You’d think a man who’s lost all his friends, been enslaved, and got his head spiked wouldn’t have far to fall. Boy, would you be wrong.
Does this make The Wolf Age sound like one long unraveling? I assure you it is not. I don’t know how he does it, but for all that this novel is terrifically violent, rife with desperate measures and certain doom, Enge manages to infuse his characters with wit, fortitude, sweetness and some very sexy sex. He doesn’t ignore friendship or food or anything else that makes a book worth reading and a life worth living.
In one sense, this is a novel about descending. It begins with a descent into water, and ends with a descent into earth. These encapsulate Morlock’s descent into slavery, madness, and drunkenness, with a lot of physical damage in between. But the thing is – in an Engean descent, it’ s not about leaving them there, stomping extra hard on their broken bits, and watching them despair and die (as in, for example, an Aronofsky film). In an Engean descent, it is about watching them scrabble up again by their fingernails even from the very pit of the grave. So it’s also about ascent. It’s about Hope.
I had two problems (in retrospect) with The Wolf Age. And when I say problems, please don’t think that means I didn’t love the splanchic stuffing out of it. Because I did. In case you couldn’t tell.
The first is The Strange Gods.
It’s strange – heh, heh – because some of the most fascinating and well-crafted prose abides in the intervals amongst these Gods, but I just didn’t care for them much as characters. I felt no connection with their motives, desires or conspiracies. To me, they were simply necessary plot devices. I recognized very clearly that the Strange Gods will indeed be some other reader’s favorite part of the book. They, in fact, put me very much in mind of Roger Zelazny’s Lord of Light, which I enjoyed – but whenever I encountered them, I mostly just wanted to get to the next part with Morlock. I have a Thing for Morlock.
The second is…
Okay. Enge writes great female characters. I already knew that from his previous novels and stories. I was passionately looking forward to meeting new and formidable ladies in The Wolf Age. And I did – he delivered! Don’t get me wrong. But he made me wait a long time for them. And then, the first sight we have of one is during a brutal rape scene. I admit it put me off. I thought, “Really? Aren’t we tired of this yet?”

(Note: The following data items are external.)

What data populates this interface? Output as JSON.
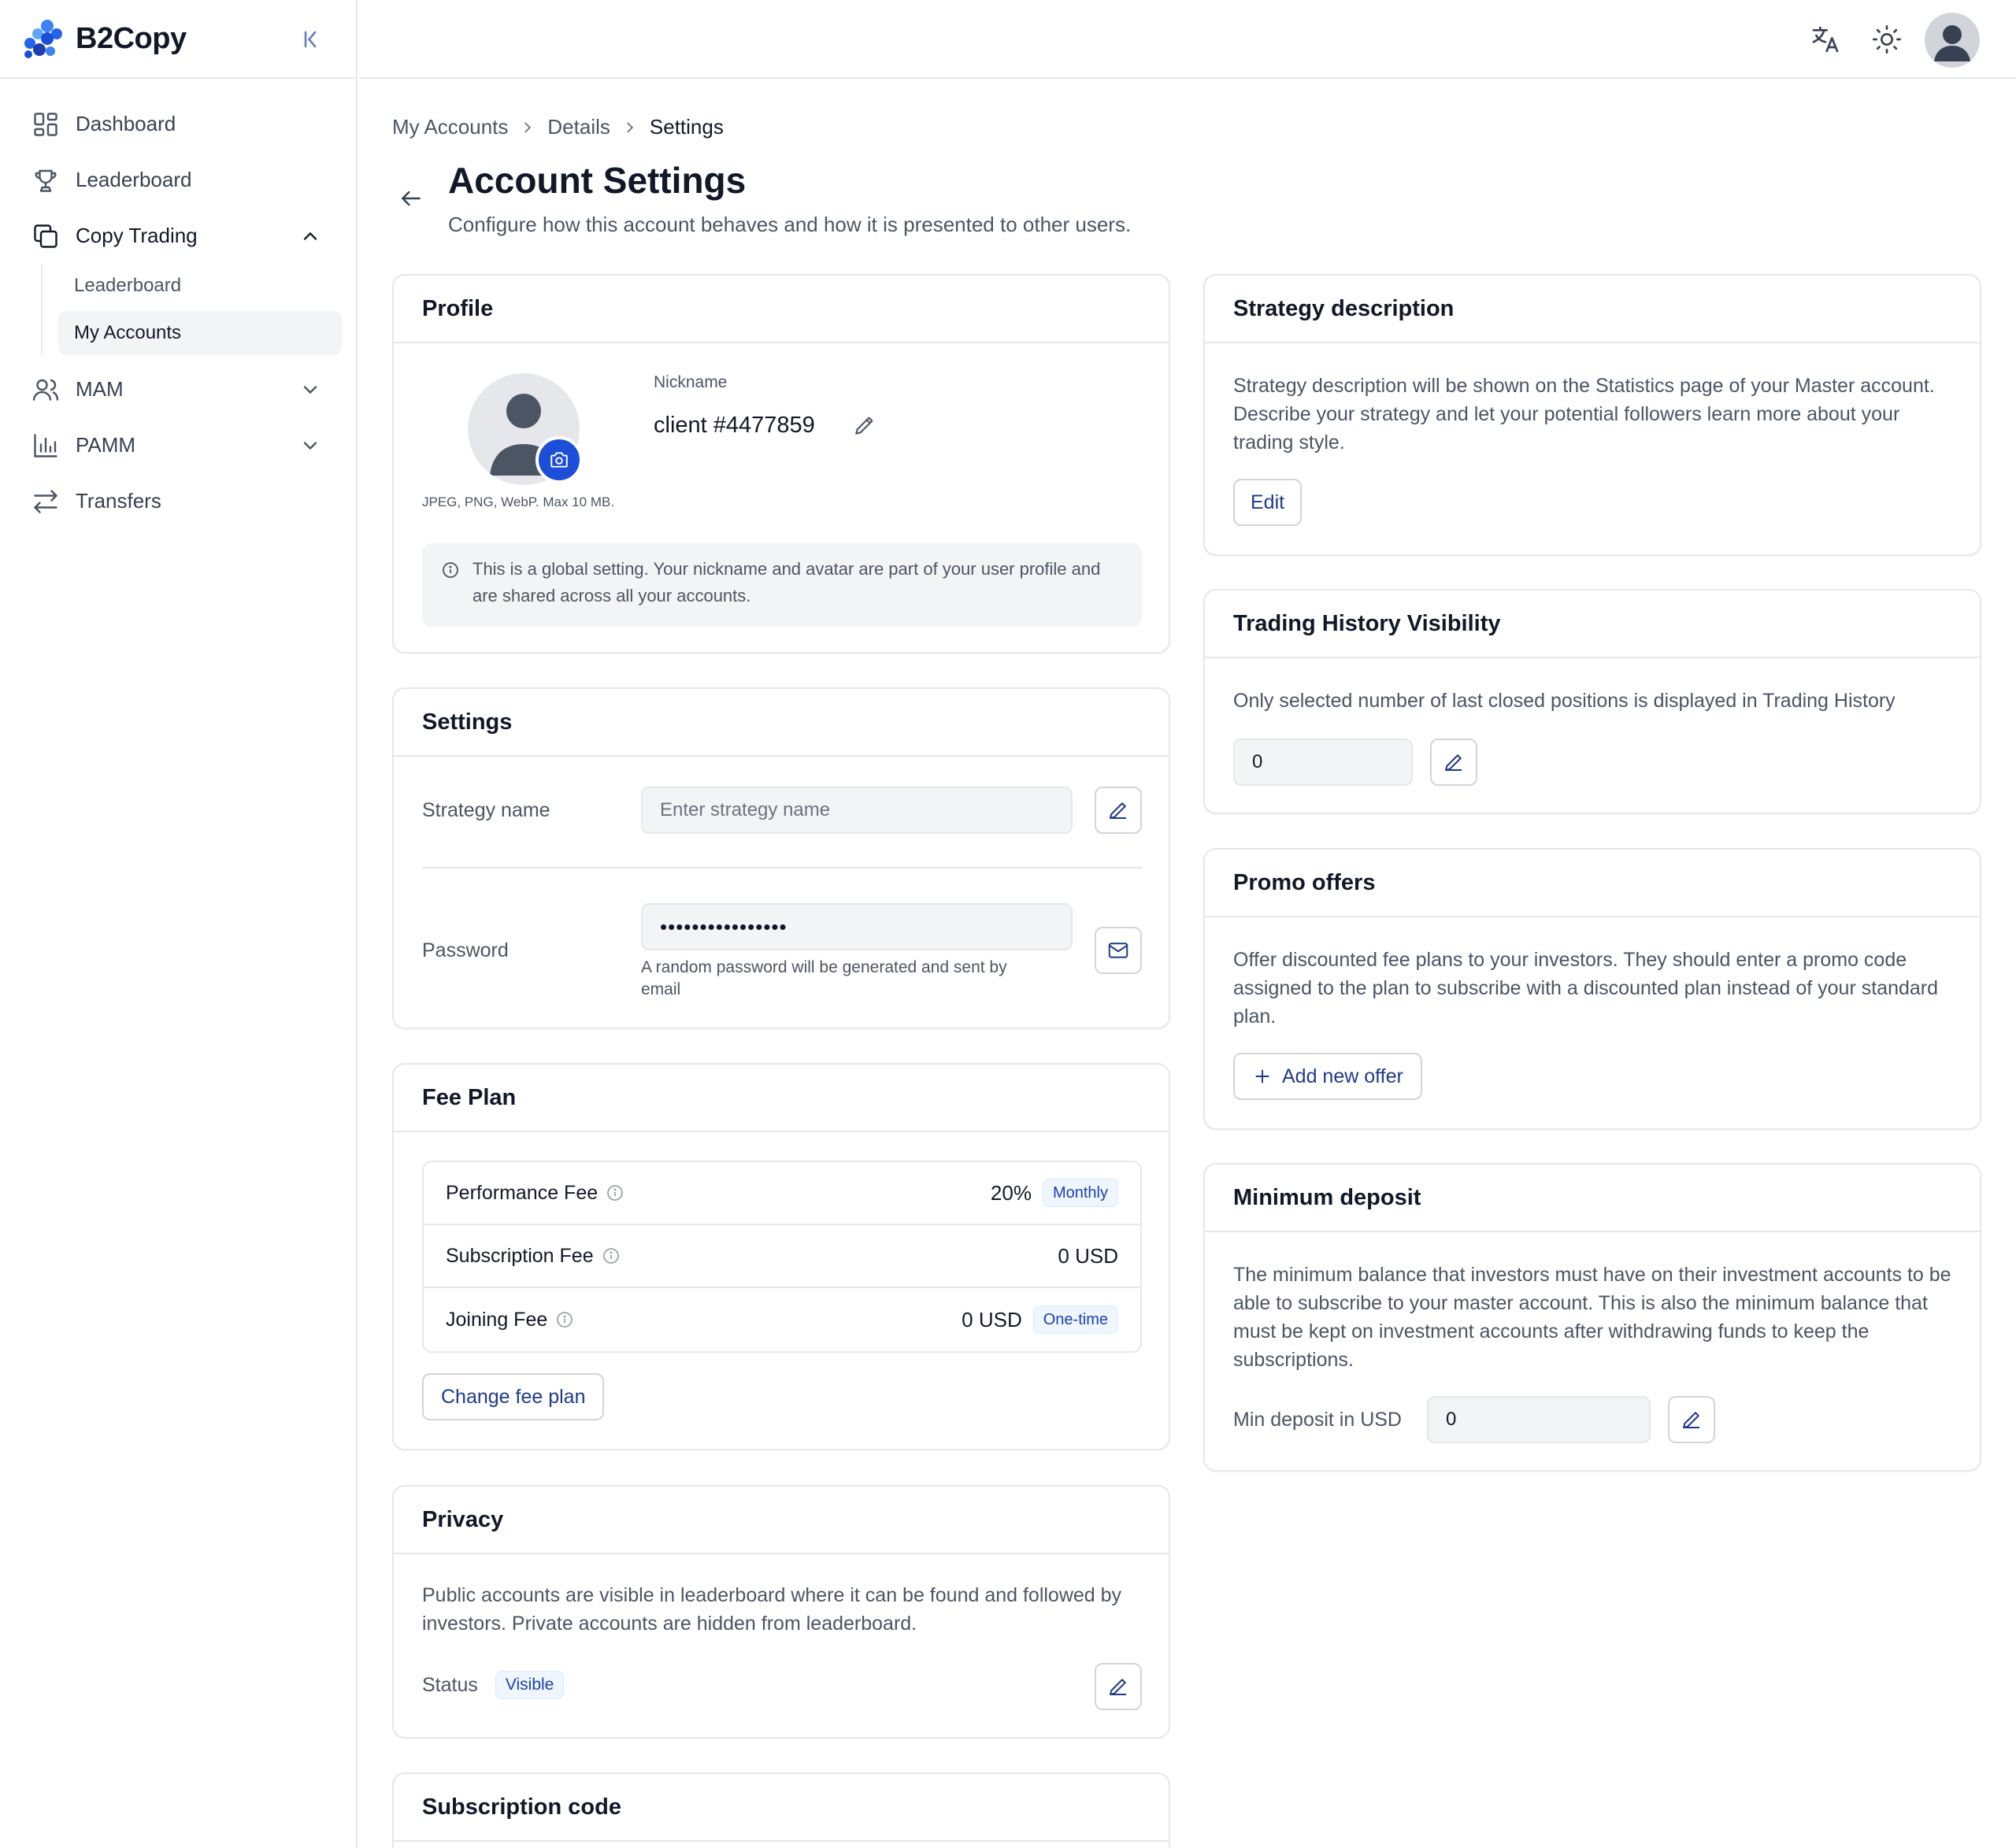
{
  "app": {
    "name": "B2Copy",
    "brand_colors": [
      "#2563eb",
      "#1d4ed8",
      "#3b82f6"
    ]
  },
  "sidebar": {
    "items": [
      {
        "label": "Dashboard",
        "icon": "dashboard-icon"
      },
      {
        "label": "Leaderboard",
        "icon": "trophy-icon"
      },
      {
        "label": "Copy Trading",
        "icon": "copy-icon",
        "expanded": true
      },
      {
        "label": "MAM",
        "icon": "users-icon",
        "expanded": false
      },
      {
        "label": "PAMM",
        "icon": "bar-chart-icon",
        "expanded": false
      },
      {
        "label": "Transfers",
        "icon": "transfer-icon"
      }
    ],
    "copy_trading_sub": [
      {
        "label": "Leaderboard",
        "active": false
      },
      {
        "label": "My Accounts",
        "active": true
      }
    ]
  },
  "breadcrumb": [
    "My Accounts",
    "Details",
    "Settings"
  ],
  "page": {
    "title": "Account Settings",
    "subtitle": "Configure how this account behaves and how it is presented to other users."
  },
  "profile": {
    "title": "Profile",
    "avatar_hint": "JPEG, PNG, WebP. Max 10 MB.",
    "nickname_label": "Nickname",
    "nickname": "client #4477859",
    "notice": "This is a global setting. Your nickname and avatar are part of your user profile and are shared across all your accounts."
  },
  "settings": {
    "title": "Settings",
    "strategy_label": "Strategy name",
    "strategy_placeholder": "Enter strategy name",
    "password_label": "Password",
    "password_value": "••••••••••••••••",
    "password_hint": "A random password will be generated and sent by email"
  },
  "fee_plan": {
    "title": "Fee Plan",
    "rows": [
      {
        "label": "Performance Fee",
        "value": "20%",
        "badge": "Monthly"
      },
      {
        "label": "Subscription Fee",
        "value": "0 USD",
        "badge": ""
      },
      {
        "label": "Joining Fee",
        "value": "0 USD",
        "badge": "One-time"
      }
    ],
    "change_button": "Change fee plan"
  },
  "privacy": {
    "title": "Privacy",
    "text": "Public accounts are visible in leaderboard where it can be found and followed by investors. Private accounts are hidden from leaderboard.",
    "status_label": "Status",
    "status_value": "Visible"
  },
  "subscription_code": {
    "title": "Subscription code"
  },
  "strategy_description": {
    "title": "Strategy description",
    "text": "Strategy description will be shown on the Statistics page of your Master account. Describe your strategy and let your potential followers learn more about your trading style.",
    "edit_button": "Edit"
  },
  "trading_history": {
    "title": "Trading History Visibility",
    "text": "Only selected number of last closed positions is displayed in Trading History",
    "value": "0"
  },
  "promo": {
    "title": "Promo offers",
    "text": "Offer discounted fee plans to your investors. They should enter a promo code assigned to the plan to subscribe with a discounted plan instead of your standard plan.",
    "add_button": "Add new offer"
  },
  "min_deposit": {
    "title": "Minimum deposit",
    "text": "The minimum balance that investors must have on their investment accounts to be able to subscribe to your master account. This is also the minimum balance that must be kept on investment accounts after withdrawing funds to keep the subscriptions.",
    "label": "Min deposit in USD",
    "value": "0"
  }
}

Nobody is spared in The Wolf Age – and Morlock least of all – but the rape scene was a nasty dash of dirty ice-water to the face all the same. Within the text, the characters (including the victim) handle the rape and its aftershock in a realistic, thoughtful manner. It was not gratuitous – not any more than all the rest of the violence, anyway. But with so few female characters, and after waiting so long, having the first one introduced in such a way really soured the book for me for a time.
But then along came the swaggering, cursing, cool-eyed, night-eyed Wuinlendhono, calling people, “My cutlet,” and “My gravy bowl,” and holding her own against the dudes. And the other main female character, the victim, began taking on more dimensions than just “the victim,” until she was as surprising and nuanced as any of them, and then some.
So much for my complaints! Shall I spend the rest of the review typing little <3 <3 <3 symbols and saying things like OMFG I LOVE THIS BOOK? I could, you know. There’s so much more to this novel than I’m telling you. Like the Scariest Unicorns Ever. And the ratty rotten meat puppet thingies. And the tooth necklaces. There is so much cool in this novel!
Which just means you’ll have to read it. Which you should! Do it! Or know the meaning of the words, “KREE-LAOW!”